Know Your Vaquero Terms?

Bold Beauty

Lilibeth André, Bold Beauty, oil, 14x14

I had the honor to be at the reception offered by Macario and Chrissie at Casa Ramirez. Macario is an institution in the Houston Heights, sharing the Hispanic culture, particularly as it pertains to local aspects, with his shop. His collection of curio items, books, typical Mexican market items and collectibles are displayed across the store. My favorites are his photos from the Mexican revolution. He features local artists and their work ranges from painting to poetry.

This month, the theme is on the influence the vaquero and ranchero had on Texas and the American west. Besides featuring samples of my work from the Southwest series, Macario is currently featuring antique saddles, rope, branding irons, spurs and historic photo prints of the old King Ranch.

Obstinance

Lilibeth André, Obstinance, oil, 12x12

I was captivated with these items. Scattered among the displays, Macario includes literature to enhance our knowledge of these items. I picked up one of his fliers and in it found many of the Americanized vaquero terms specific to the old west.

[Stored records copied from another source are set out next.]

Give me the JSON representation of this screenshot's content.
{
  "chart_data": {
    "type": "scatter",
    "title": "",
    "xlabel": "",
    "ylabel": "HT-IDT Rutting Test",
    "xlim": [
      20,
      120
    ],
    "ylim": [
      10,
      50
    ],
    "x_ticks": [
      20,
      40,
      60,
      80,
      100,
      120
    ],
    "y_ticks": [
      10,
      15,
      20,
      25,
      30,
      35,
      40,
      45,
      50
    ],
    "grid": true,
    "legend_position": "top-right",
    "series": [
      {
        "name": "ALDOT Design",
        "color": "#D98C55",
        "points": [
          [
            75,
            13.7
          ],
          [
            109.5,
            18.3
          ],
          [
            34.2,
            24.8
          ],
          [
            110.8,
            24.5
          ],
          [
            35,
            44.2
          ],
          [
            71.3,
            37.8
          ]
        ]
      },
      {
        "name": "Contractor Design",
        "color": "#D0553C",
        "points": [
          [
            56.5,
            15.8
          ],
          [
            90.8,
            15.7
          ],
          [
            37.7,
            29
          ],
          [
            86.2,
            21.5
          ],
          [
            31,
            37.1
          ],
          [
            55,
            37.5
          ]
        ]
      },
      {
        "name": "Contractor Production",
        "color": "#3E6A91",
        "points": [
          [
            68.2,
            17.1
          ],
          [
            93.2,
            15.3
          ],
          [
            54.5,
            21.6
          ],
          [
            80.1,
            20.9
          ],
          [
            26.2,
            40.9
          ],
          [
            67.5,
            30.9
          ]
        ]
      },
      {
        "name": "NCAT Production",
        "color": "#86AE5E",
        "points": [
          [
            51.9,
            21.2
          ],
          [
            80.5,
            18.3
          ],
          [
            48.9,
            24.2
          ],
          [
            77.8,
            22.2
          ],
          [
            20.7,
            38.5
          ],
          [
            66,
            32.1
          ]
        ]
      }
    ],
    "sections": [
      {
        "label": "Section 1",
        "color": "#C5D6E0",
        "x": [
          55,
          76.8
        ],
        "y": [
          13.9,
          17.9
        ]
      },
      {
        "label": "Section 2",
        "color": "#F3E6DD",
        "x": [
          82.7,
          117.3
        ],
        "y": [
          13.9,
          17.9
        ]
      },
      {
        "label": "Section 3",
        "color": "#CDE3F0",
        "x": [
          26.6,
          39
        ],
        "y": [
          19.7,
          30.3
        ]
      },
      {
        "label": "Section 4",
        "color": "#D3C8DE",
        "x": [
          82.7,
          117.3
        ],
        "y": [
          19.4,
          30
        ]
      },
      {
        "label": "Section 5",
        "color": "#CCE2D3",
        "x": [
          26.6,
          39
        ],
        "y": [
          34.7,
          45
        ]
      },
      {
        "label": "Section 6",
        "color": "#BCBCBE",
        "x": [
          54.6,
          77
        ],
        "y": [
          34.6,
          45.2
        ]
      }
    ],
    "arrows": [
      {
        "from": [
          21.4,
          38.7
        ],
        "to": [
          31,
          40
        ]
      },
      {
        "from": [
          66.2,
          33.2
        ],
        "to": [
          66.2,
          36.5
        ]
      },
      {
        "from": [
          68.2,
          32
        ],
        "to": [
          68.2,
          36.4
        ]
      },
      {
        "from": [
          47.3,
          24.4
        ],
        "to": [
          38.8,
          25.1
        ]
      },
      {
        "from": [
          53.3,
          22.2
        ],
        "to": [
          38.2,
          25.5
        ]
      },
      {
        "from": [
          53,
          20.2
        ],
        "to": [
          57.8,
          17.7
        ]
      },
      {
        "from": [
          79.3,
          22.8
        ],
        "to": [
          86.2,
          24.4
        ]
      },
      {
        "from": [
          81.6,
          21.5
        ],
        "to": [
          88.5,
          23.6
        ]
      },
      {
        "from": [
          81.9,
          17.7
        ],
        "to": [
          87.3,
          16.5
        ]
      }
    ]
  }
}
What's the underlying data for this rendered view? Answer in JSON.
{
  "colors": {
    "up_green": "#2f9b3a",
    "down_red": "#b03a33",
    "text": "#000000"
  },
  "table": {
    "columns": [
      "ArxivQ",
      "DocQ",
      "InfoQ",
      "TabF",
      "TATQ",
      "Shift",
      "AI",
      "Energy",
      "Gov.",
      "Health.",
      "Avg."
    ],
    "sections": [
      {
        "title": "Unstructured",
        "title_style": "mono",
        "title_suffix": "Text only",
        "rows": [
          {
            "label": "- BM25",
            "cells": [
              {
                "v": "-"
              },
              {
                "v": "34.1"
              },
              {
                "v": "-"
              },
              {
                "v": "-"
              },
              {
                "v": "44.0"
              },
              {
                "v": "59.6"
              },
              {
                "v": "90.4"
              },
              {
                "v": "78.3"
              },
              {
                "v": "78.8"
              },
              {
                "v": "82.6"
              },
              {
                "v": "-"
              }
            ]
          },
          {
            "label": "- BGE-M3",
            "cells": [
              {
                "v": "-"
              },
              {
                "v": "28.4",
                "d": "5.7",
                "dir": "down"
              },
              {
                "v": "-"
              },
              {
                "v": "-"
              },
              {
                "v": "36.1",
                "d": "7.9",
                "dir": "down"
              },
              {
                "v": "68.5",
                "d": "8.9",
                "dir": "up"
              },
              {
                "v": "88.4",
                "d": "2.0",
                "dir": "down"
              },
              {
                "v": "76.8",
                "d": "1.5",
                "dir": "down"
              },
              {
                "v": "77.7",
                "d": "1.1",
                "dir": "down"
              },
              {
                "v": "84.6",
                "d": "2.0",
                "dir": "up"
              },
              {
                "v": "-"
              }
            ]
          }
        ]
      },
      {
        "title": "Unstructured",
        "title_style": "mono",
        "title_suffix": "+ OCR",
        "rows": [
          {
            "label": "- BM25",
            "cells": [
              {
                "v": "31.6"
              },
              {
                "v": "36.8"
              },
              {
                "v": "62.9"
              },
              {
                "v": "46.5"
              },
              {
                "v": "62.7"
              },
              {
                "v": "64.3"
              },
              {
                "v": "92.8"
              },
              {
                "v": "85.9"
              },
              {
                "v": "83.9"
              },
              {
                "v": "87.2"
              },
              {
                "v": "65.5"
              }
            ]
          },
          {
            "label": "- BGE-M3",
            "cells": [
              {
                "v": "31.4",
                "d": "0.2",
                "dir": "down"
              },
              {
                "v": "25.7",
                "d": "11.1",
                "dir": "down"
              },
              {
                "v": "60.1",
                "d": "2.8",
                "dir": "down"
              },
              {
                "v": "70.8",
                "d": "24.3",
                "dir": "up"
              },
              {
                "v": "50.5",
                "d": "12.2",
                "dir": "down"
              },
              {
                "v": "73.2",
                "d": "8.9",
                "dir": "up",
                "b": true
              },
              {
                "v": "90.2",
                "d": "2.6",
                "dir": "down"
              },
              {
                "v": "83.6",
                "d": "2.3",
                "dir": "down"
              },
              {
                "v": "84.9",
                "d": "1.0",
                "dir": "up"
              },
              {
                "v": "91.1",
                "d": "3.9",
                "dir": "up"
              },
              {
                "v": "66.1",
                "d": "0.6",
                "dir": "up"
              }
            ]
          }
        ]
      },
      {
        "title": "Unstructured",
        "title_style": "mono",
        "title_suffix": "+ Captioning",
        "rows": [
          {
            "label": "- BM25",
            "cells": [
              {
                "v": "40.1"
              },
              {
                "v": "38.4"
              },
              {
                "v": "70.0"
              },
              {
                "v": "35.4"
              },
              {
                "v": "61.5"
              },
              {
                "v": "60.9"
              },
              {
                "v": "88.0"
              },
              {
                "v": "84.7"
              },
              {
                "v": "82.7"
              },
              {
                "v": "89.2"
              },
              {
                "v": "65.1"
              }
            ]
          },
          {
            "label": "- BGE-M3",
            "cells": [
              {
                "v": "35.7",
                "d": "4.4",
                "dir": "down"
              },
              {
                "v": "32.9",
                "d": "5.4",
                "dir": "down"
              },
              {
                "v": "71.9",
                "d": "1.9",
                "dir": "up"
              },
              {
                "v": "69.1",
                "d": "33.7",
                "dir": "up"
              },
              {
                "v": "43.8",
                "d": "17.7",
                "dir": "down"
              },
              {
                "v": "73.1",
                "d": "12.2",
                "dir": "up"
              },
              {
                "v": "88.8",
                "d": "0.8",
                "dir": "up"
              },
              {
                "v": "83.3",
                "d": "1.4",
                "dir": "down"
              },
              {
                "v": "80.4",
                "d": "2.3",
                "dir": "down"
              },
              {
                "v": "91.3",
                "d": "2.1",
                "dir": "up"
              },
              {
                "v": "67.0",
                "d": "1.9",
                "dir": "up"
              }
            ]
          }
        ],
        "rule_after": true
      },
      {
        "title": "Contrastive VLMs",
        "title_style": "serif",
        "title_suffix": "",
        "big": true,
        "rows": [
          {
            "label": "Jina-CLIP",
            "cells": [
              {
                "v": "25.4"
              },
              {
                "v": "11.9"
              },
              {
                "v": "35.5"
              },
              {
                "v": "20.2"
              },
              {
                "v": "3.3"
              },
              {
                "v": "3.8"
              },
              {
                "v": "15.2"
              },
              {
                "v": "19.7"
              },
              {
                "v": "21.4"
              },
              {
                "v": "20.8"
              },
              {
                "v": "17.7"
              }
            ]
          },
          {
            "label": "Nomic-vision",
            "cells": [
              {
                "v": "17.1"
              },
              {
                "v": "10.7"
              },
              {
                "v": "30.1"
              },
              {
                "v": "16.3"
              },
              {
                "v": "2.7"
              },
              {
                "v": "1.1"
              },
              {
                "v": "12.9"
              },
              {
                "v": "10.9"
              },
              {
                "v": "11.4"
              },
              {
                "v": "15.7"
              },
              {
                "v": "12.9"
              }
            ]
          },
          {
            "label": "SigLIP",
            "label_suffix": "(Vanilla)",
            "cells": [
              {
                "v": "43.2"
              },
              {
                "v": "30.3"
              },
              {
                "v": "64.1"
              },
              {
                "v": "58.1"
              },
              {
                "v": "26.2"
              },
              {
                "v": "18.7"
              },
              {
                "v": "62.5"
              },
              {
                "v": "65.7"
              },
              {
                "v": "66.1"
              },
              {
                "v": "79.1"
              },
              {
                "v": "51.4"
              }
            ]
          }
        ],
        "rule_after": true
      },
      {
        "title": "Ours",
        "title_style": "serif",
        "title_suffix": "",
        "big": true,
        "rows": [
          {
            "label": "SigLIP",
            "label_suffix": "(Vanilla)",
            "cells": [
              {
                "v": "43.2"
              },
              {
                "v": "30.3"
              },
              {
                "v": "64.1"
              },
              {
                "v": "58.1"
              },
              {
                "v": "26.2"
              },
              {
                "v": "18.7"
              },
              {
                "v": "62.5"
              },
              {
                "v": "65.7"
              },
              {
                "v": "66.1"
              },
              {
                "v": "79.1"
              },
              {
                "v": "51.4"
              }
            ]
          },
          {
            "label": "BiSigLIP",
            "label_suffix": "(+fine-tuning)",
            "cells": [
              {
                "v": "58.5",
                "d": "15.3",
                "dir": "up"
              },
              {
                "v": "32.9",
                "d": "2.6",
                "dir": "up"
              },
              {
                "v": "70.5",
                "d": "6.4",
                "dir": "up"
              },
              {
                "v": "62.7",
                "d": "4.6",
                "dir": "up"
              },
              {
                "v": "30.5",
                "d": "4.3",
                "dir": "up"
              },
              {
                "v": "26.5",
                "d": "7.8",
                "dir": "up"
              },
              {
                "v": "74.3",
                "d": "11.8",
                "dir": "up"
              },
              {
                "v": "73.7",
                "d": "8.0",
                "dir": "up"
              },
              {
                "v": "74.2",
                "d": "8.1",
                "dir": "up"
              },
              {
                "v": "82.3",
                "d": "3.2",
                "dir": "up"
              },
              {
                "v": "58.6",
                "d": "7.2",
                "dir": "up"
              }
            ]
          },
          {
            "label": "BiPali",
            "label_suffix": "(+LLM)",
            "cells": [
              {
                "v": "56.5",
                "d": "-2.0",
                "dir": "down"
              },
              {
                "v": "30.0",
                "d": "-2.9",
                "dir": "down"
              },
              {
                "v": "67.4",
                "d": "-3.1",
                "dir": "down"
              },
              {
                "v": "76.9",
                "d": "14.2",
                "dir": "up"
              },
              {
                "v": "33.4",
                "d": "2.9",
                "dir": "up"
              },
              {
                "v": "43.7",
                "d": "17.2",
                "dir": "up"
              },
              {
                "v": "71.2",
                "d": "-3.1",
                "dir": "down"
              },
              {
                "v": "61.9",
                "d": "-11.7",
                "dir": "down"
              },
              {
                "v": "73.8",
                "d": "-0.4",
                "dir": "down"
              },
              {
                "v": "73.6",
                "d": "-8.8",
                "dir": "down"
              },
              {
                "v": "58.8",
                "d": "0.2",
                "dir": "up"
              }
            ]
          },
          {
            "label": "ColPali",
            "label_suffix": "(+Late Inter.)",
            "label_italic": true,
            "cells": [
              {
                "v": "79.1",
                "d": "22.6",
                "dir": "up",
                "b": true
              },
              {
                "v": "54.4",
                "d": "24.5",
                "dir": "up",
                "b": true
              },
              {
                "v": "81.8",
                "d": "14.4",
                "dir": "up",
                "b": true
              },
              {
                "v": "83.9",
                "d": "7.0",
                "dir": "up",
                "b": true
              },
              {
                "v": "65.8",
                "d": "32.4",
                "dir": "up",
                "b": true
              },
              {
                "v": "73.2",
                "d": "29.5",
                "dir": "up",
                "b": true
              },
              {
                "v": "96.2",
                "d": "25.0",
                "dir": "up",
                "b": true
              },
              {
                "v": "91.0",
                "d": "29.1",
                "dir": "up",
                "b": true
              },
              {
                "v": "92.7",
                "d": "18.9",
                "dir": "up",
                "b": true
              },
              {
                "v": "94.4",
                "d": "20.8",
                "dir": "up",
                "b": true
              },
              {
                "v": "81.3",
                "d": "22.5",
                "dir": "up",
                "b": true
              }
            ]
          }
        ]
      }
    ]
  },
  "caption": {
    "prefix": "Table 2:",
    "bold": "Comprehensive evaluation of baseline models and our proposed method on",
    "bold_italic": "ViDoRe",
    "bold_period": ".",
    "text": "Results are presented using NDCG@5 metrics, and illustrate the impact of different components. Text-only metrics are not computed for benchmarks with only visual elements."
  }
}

Being bilingual, I can understand how these words were adopted and modified from the original terms. Above all,  vaquero is my favorite because it started out as buckeroo (va-que-roo). Now we know buckeroos as cowboys.

There are other words such as ranch from the word rancho, boots from botas, lariat from la riata (the rope), lasso  from lazo, and chaps from chaparreras.

This week I also had the opportunity to visit the Houston Rodeo.  I saw cowboys in action with a common vocabulary from these roots. Rodeo comes from the word rodeo or round-up.  Spurs, taps, cinches, hackamores, conchos and palomino, all of these words from the shared inheritance of the old vaqueros and rancheros of the old frontier.